Prof. Bob Woods, the Director of the Dementia Services Development Centre at Bangor University has been our primary design consultant with input to every stage of the home’s development. One of the key changes he initiated was making our households smaller and reducing the number of residents in each to just 12. Additionally he requested lounges at each end of the households to avoid dead end corridors, memory cabinets at each resident’s room, and gardens for all irrespective of which floor a household was on.
The gardens themselves were then designed with tempting pathways, plenty of seating, mock shop fronts and garages, secure borders, waist high planters, washing lines, and water features. We even have cars parked at the garages for the gentlemen to work on.

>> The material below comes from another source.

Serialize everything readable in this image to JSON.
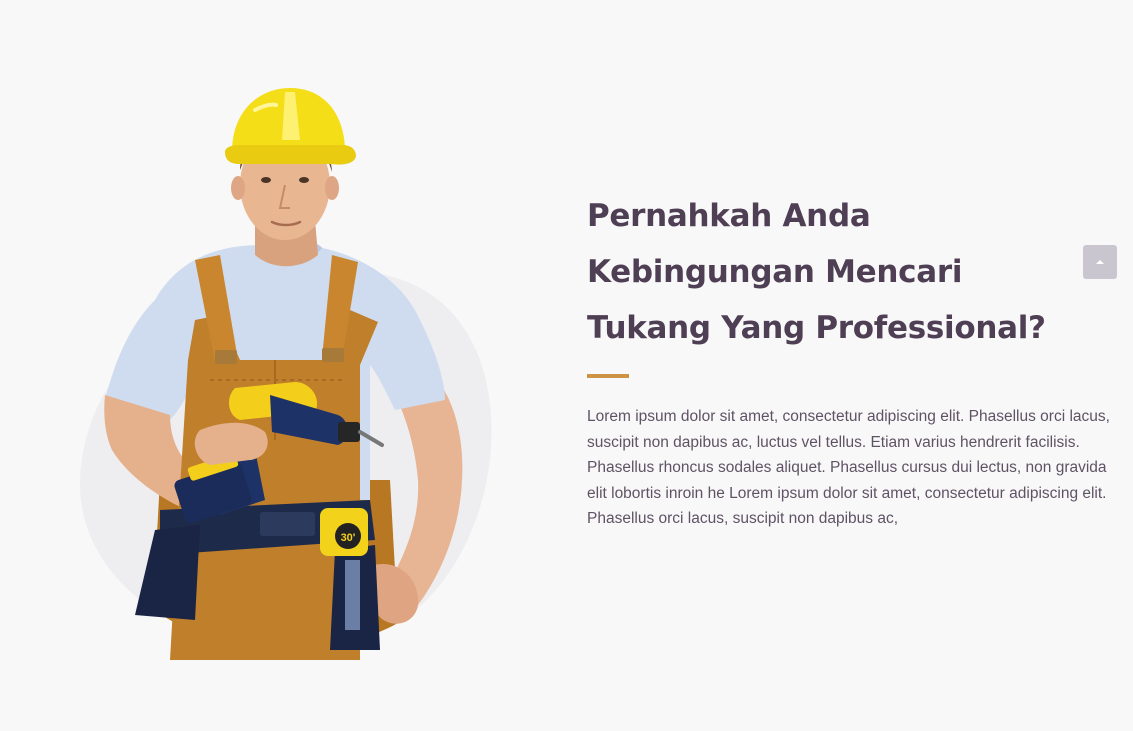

Our architects designed concertina glass walls to all lounges so that we could bring the outside in when the sun was out. They added intelligent sensors to bedrooms that recognise when a person gets out of bed. When this happens lights are gently illuminated in the resident’s room and an alert is sent to pagers worn by staff so that they can immediately respond.
Ty Cariad is fully Wi-Fi enabled. Not only does this mean that families can Skype and FaceTime residents, it also allows all our care staff to have interactive tablet PC’s. These tablets let staff:
- update cloud-based resident care records in real time;
- access on-line life histories via the ‘Book of You’ app developed with Bangor University;
- view videos on YouTube with residents of Vera Lynn, Churchill, George Formby, or whomever;
- and play the host of dementia friendly apps that are now available online.